Figlio nel sangue, figlio nel cuore,
e chi ti chiama - Nostro Signore -,
nella fatica del tuo sorriso
cerca un ritaglio di Paradiso.
Per me sei figlio, vita morente,
ti portò cieco questo mio ventre,
come nel grembo, e adesso in croce,
ti chiama amore questa mia voce.
Non fossi stato figlio di Dio
t'avrei ancora per figlio mio"
Drei Mütter
Mutter von Tito:
"Tito, du bist nicht der Sohn Gottes,
aber es gibt welche, die sterben, um dir Lebewohl zu sagen."
Mutter von Dimaco:
"Dimaco, du weißt nicht, wer dein Vater war,
aber mehr als du stirbt deine Mutter."
Die beiden Mütter:
"Mit zu vielen Tränen weinst du, Maria,
nur das Bild einer Agonie:
weißt du, dass am dritten Tag,
dein Sohn zurückkehren wird:
lass uns ein wenig stärker weinen,
wer nicht mehr von den Toten auferstehen wird."
Mutter von Jesus:
"Ich weine um das, was mir genommen wurde,
die mageren Arme, die Stirn, das Gesicht,
jedes Leben, das noch lebt,
und das ich jetzt Stunde um Stunde erlöschen sehe.

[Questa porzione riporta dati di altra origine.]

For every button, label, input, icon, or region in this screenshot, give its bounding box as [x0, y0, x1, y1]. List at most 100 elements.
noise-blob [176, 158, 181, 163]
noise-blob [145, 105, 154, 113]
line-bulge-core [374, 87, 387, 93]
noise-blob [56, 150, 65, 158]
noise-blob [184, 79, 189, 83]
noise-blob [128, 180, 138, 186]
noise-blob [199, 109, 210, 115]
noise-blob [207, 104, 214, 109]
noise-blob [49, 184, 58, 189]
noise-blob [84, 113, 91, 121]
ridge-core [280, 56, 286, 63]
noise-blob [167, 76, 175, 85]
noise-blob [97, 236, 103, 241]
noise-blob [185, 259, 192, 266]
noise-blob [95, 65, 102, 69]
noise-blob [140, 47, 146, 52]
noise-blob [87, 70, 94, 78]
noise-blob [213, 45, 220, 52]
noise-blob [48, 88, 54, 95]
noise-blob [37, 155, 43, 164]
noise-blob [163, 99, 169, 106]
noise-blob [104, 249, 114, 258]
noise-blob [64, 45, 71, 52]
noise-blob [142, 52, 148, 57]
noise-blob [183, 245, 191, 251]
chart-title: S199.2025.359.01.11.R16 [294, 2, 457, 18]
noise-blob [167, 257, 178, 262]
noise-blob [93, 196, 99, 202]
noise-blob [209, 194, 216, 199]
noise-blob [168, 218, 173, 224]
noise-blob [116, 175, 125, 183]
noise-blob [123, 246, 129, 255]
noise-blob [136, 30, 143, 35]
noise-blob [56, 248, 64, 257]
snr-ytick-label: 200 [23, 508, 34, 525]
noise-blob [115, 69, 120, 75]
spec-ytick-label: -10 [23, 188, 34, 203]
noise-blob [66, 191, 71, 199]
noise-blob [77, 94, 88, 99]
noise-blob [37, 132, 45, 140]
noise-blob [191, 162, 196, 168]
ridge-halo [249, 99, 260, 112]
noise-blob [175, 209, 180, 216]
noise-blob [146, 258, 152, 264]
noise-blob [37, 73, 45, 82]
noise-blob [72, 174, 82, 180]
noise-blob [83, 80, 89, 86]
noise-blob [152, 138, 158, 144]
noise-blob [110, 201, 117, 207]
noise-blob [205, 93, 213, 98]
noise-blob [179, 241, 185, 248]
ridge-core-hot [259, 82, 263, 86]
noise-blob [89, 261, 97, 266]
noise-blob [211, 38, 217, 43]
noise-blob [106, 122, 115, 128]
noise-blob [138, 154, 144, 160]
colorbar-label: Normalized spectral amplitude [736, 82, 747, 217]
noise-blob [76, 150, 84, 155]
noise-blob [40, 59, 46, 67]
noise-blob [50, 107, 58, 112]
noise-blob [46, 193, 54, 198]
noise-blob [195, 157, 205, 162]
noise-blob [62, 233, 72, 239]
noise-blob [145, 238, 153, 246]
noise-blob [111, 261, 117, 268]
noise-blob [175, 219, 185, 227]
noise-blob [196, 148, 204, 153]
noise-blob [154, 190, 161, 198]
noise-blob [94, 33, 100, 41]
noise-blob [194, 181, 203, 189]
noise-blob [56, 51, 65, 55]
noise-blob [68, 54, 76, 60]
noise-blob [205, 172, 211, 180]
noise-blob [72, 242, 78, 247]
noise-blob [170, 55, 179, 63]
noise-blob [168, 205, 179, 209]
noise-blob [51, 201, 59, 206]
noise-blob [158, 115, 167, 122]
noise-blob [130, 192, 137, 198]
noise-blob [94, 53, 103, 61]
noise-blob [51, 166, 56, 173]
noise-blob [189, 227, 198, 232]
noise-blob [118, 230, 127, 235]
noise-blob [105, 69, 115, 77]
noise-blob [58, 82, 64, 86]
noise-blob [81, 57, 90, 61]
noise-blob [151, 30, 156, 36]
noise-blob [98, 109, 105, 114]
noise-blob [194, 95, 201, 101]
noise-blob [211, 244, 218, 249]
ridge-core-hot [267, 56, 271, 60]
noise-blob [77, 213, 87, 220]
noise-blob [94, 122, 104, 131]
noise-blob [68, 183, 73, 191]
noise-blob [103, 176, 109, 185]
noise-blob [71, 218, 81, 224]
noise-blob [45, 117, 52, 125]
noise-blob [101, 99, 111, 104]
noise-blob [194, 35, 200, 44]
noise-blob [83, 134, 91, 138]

Sohn im Blut, Sohn im Herzen,
und wer dich ruft - Unser Herr -,
in der Mühe deines Lächelns
sucht er ein Stückchen Paradies.
Für mich bist du Sohn, sterbendes Leben,
mein Bauch trug dich blind,
wie im Mutterleib, und jetzt am Kreuz,
ruft dich Liebe, diese meine Stimme.
Wäre ich nicht die Mutter Gottes,
hätte ich dich immer noch als mein Kind."